Key constraint: edgecrab-types has zero edgecrab dependencies. edgecrab-security depends only on types. This ensures the security layer can never accidentally bypass compile-time type safety.


Shared data structures: Message, ToolCall, ToolResult, ModelResponse, Provider, Session, ContentBlock, SanitizedPath, SafeUrl.

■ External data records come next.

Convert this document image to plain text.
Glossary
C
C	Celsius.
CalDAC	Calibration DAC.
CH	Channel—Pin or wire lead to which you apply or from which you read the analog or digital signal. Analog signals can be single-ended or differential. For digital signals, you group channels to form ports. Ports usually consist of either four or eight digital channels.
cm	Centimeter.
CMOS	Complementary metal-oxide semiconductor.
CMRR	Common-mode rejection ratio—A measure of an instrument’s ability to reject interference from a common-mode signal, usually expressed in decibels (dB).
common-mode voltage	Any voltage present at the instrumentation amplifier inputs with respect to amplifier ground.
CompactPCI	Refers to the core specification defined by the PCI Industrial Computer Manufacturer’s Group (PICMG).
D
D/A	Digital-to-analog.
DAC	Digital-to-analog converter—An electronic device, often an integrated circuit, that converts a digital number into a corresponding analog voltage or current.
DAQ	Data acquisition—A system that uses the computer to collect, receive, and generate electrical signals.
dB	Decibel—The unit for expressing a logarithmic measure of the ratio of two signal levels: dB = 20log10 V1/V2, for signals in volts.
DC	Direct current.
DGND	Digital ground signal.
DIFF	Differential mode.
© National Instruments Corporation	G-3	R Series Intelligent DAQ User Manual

No business logic — pure serde-serializable types. SanitizedPath and SafeUrl are distinct Rust types, not aliases for String. Functions that accept file paths require SanitizedPath; functions that accept URLs require SafeUrl. Passing an unsanitized value is a compile error.

Six modules:

edgecrab-security/
path_jail.rs -- path traversal prevention (SanitizedPath)
url_safety.rs -- SSRF guard (SafeUrl, private IP + metadata blocklist)
command_scan.rs -- dangerous command scanning (Aho-Corasick + regex)
injection.rs -- prompt injection heuristics in tool results
redact.rs -- secret / token redaction in output
approval.rs -- manual / smart approval policy engine
normalize.rs -- ANSI strip + NFKC normalization before scanning

The command scanner runs two passes:

  1. Aho-Corasick O(n) literal scan across 8 danger categories
  2. Regex scan for non-contiguous patterns (e.g. DELETE FROM without WHERE)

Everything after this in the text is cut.